I know this is a very debated topic, even on this site, but I still couldn't find an answer to my problem.
Recently I am working with large samples (300, 400 and more). For now, I am trying to use simple techniques, such as correlation, T-tests, and ANOVA, all of which require the normality assumption (from what I have read so far in the textbooks, online etc.) I also read that, if the sample size is large enough, the normality assumption is not so much of a problem and these techniques are robust to the violation of normality. Is normality a problem given my sample size? Should the data be at least bell-shaped, even if the tests fail to accept normality? Or could I get away even with extremely skewed or lumped data when using these techniques?
Should I apply parametric techniques or should I just stick to the non-parametric ones, which, from what I know, have lower power?
LATER EDIT for those who want to find more about my data:
I have a variable which represents the number of days a user has been employed in the program (mean=176, median=167, stdev=87, IQR=113, Skewness=0.61, kurtosis=-1.64) sample=340users. The histogram does show that maybe the variable has the potential to split into 'fairly normal' groups (however I have not found this factor).
This is the variable that for now i am trying to explain, in terms of 'The Number of Weeks The User has worked in the first 8 weeks', which takes values from 1 to 8, so I assume it is ordinal, and has a negative skew(most of them have worked 8 weeks out of 8). So, the main question would be is there a relationship between how much a user will stay employed and the amount of work he does in the first 8 weeks?

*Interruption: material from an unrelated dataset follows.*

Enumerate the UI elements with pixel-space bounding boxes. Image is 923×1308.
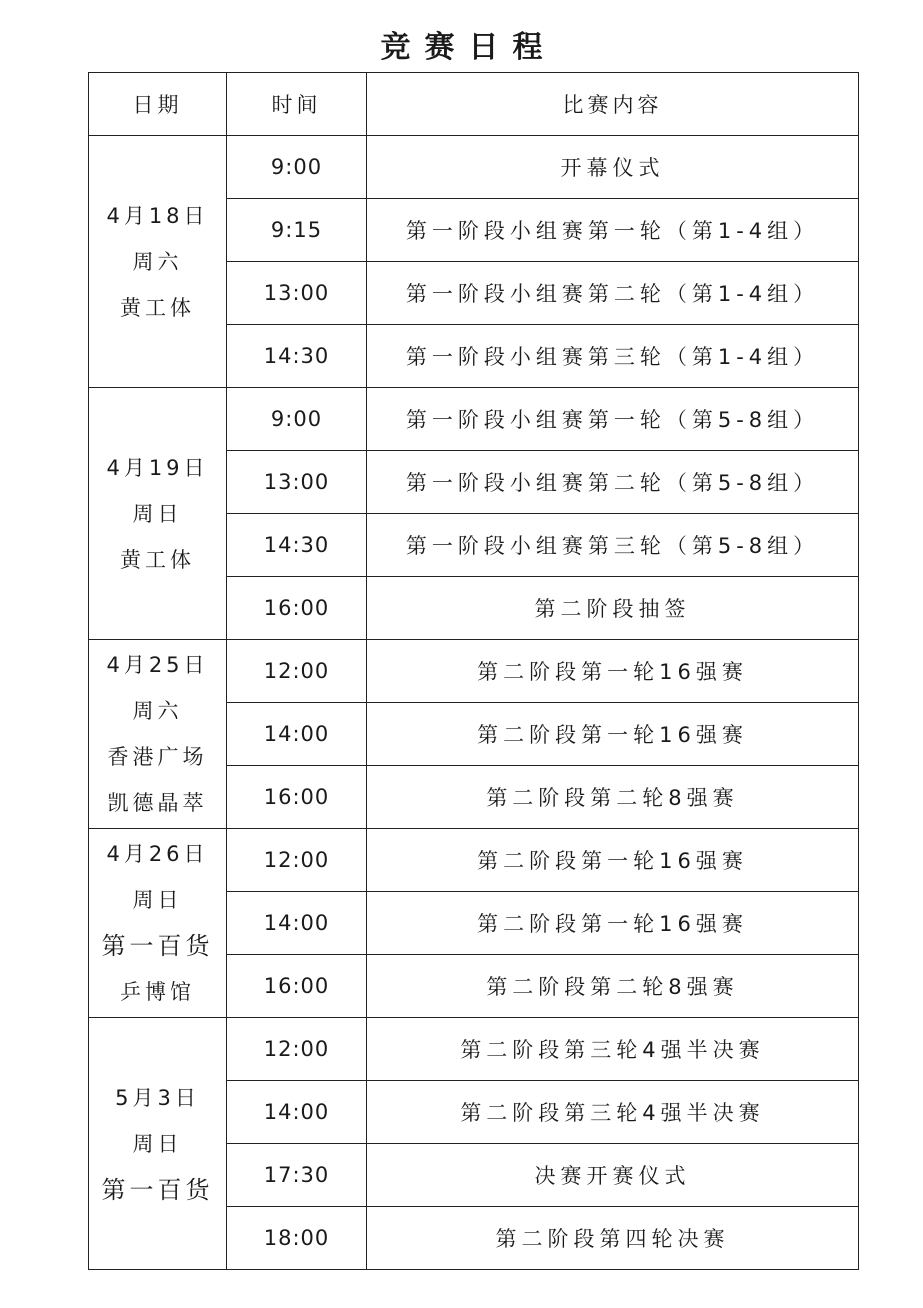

Also, later I would compare the length of employment with other possible factors, for which currently I don't have the data (education, gender, age, ..)and try to build a more 'elaborate' model, but right now I try to analyse what I have with 'simple' statistics.
For now, I have done a Spearman correlation between length of employment and weeks worked out of first 8, had a coefficient of 0.450 (which means low correlation), so I am trying to see if those who have worked an amount of no of weeks in the first 8 differentiate themselves in terms of length of employment from those who have worked fewer/more weeks. So I studied the distributions of length of employment for each of the groups (a group means a certain no of weeks they have worked in the first 8). In each group I have around 25-40 cases (except weeks worked=0 where I have 9cases and weeks worked=9 where there are 156). The normality test (Shapiro-Wilk, which I knew were suitable with such sample size) showed that only 2 groups out of 9 are normally distributed. So my thought was to drop ANOVA and t-tests and head for Mann-Whitney U Test and Kruskal-Wallis Test. However now I am re-considering maybe looking at ANOVA and t-tests because the groups do not look that non-normal. Thanks.